Bitcoin may be trading for 70% less than the all-time high of $69,044 it touched last year during the red hot bull market—but that doesn’t mean big investors are no longer interested.
That assumption is challenged by a survey by Boston-based investment giant Fidelity. The firm today revealed that 58% of institutional investors were invested in digital assets in the first half of 2022—a 6% increase from the year before.
And 74% of institutions said they were planning to buy digital assets in the future, an announcement by the firm said, while 51% have a positive perception of digital assets—up from 45% in 2021.
“While the markets have faced headwinds in recent months, we believe that digital assets fundamentals remain strong and that the institutionalization of the market over the past several years has positioned it to weather recent events,” Fidelity Digital Assets President Tom Jessop said.

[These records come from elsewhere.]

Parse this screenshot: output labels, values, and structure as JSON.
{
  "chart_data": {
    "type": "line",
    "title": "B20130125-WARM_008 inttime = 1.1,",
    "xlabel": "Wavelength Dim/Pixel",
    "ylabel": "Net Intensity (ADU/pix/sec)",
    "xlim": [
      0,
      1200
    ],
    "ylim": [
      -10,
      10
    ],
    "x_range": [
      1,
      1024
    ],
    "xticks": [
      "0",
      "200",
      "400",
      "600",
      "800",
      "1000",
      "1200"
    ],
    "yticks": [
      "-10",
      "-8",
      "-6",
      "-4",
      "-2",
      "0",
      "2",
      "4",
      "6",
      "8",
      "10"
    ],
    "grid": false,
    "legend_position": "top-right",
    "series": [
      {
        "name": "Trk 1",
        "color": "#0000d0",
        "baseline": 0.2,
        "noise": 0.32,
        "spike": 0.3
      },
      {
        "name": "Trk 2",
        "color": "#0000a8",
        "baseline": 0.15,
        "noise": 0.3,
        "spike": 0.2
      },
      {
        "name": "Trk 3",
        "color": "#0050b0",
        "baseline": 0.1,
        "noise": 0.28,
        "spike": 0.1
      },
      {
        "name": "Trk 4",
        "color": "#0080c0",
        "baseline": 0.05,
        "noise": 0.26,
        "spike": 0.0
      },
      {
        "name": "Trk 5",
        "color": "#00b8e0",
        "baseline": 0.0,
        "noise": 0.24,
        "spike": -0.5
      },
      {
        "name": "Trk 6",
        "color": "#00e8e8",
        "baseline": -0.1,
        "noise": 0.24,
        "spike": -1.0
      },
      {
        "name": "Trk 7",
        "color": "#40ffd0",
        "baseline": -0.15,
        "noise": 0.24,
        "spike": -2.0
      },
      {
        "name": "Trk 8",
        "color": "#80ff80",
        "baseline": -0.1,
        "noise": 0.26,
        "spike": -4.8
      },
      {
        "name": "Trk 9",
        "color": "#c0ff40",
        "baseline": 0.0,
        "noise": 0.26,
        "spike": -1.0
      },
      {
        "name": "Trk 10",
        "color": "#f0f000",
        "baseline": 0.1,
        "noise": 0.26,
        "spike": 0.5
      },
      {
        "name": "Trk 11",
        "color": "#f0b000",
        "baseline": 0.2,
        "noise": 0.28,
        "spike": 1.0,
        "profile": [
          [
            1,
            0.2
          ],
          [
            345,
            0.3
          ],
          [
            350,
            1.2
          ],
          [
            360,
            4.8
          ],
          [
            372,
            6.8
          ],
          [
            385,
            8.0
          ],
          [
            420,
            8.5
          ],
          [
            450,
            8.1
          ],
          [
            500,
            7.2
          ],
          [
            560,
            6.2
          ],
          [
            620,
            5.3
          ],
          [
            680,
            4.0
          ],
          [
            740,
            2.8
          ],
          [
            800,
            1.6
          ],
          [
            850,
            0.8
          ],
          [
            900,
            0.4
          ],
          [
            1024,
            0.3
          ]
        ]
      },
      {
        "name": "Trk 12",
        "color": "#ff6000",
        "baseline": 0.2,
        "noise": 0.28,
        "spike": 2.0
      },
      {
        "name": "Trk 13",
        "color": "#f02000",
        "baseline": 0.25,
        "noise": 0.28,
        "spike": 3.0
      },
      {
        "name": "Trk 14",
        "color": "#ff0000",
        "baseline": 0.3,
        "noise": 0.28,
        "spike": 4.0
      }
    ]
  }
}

But it’s worth noting that the survey period ended in June; investors were still plugging lots of cash into crypto investment funds in the first half of this year, despite a dip in prices.

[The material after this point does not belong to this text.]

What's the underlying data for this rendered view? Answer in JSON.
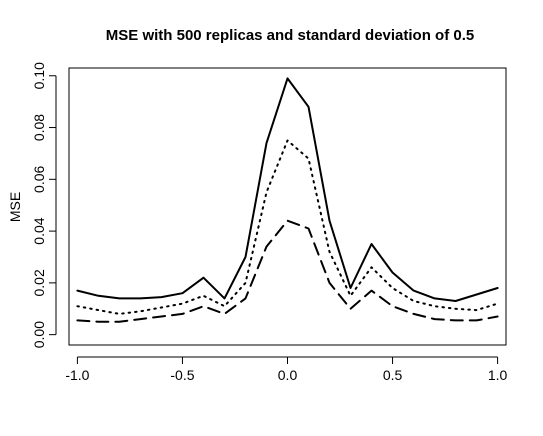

Things may have changed since then, as the price of Bitcoin and every other cryptocurrency has plunged further. At the end of June, hundreds of millions of dollars were pulled out of Bitcoin funds for traditional investors.

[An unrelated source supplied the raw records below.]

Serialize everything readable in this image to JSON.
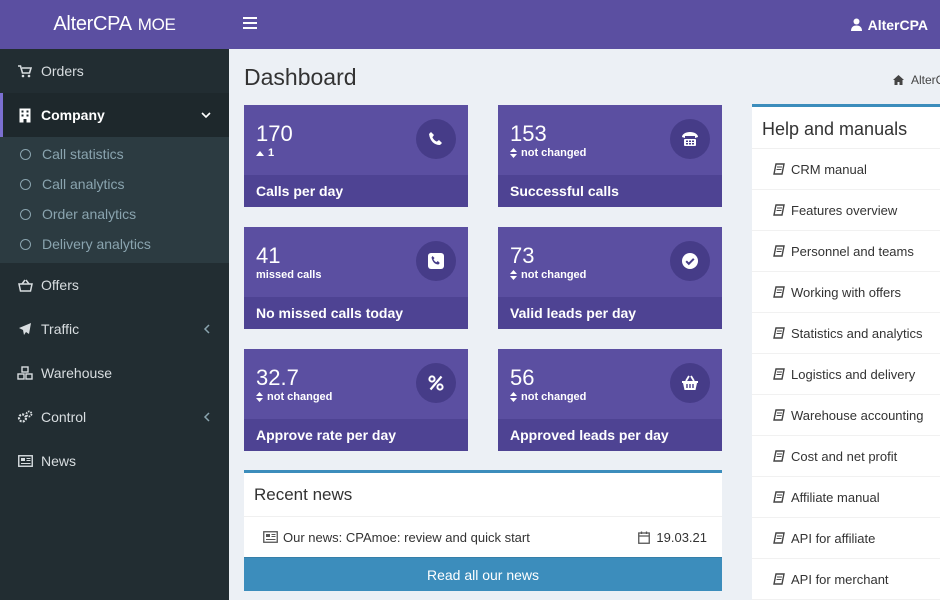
{
  "brand": {
    "name": "AlterCPA",
    "suffix": "MOE"
  },
  "header": {
    "user": "AlterCPA"
  },
  "sidebar": {
    "items": [
      {
        "label": "Orders",
        "icon": "cart-icon"
      },
      {
        "label": "Company",
        "icon": "building-icon"
      },
      {
        "label": "Offers",
        "icon": "basket-icon"
      },
      {
        "label": "Traffic",
        "icon": "paper-plane-icon"
      },
      {
        "label": "Warehouse",
        "icon": "cubes-icon"
      },
      {
        "label": "Control",
        "icon": "cogs-icon"
      },
      {
        "label": "News",
        "icon": "newspaper-icon"
      }
    ],
    "company_sub": [
      "Call statistics",
      "Call analytics",
      "Order analytics",
      "Delivery analytics"
    ]
  },
  "page": {
    "title": "Dashboard",
    "breadcrumb": "AlterCPA"
  },
  "tiles": [
    {
      "value": "170",
      "sub": "1",
      "label": "Calls per day",
      "icon": "phone-icon"
    },
    {
      "value": "153",
      "sub": "not changed",
      "label": "Successful calls",
      "icon": "fax-icon"
    },
    {
      "value": "41",
      "sub": "missed calls",
      "label": "No missed calls today",
      "icon": "phone-square-icon"
    },
    {
      "value": "73",
      "sub": "not changed",
      "label": "Valid leads per day",
      "icon": "check-circle-icon"
    },
    {
      "value": "32.7",
      "sub": "not changed",
      "label": "Approve rate per day",
      "icon": "percent-icon"
    },
    {
      "value": "56",
      "sub": "not changed",
      "label": "Approved leads per day",
      "icon": "basket-icon"
    }
  ],
  "news": {
    "title": "Recent news",
    "item": "Our news: CPAmoe: review and quick start",
    "date": "19.03.21",
    "button": "Read all our news"
  },
  "help": {
    "title": "Help and manuals",
    "items": [
      "CRM manual",
      "Features overview",
      "Personnel and teams",
      "Working with offers",
      "Statistics and analytics",
      "Logistics and delivery",
      "Warehouse accounting",
      "Cost and net profit",
      "Affiliate manual",
      "API for affiliate",
      "API for merchant"
    ]
  },
  "colors": {
    "primary": "#5b4fa1",
    "tile_footer": "#4e4393",
    "sidebar": "#222d32",
    "accent_blue": "#3c8dbc"
  }
}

Fidelity’s survey included 1,052 institutional investors spread across the U.S., Europe and Asia. “Institutional investors” refer to hedge funds, financial advisors and high-net worth individuals.
Bitcoin—and the wider crypto market—exploded in value in 2020 and through the end of 2021 largely because of institutional investors. MicroStrategy, a software company, decided to put the biggest cryptocurrency on its balance sheet. Other major companies and investment firms followed suit, leading to a price surge.
Though the price of Bitcoin has dropped this year, MicroStrategy has continued to snap up the cryptocurrency: the company dropped hundreds of millions of dollars on the asset, bringing its holdings up to 130,000 BTC—$3 billion-worth.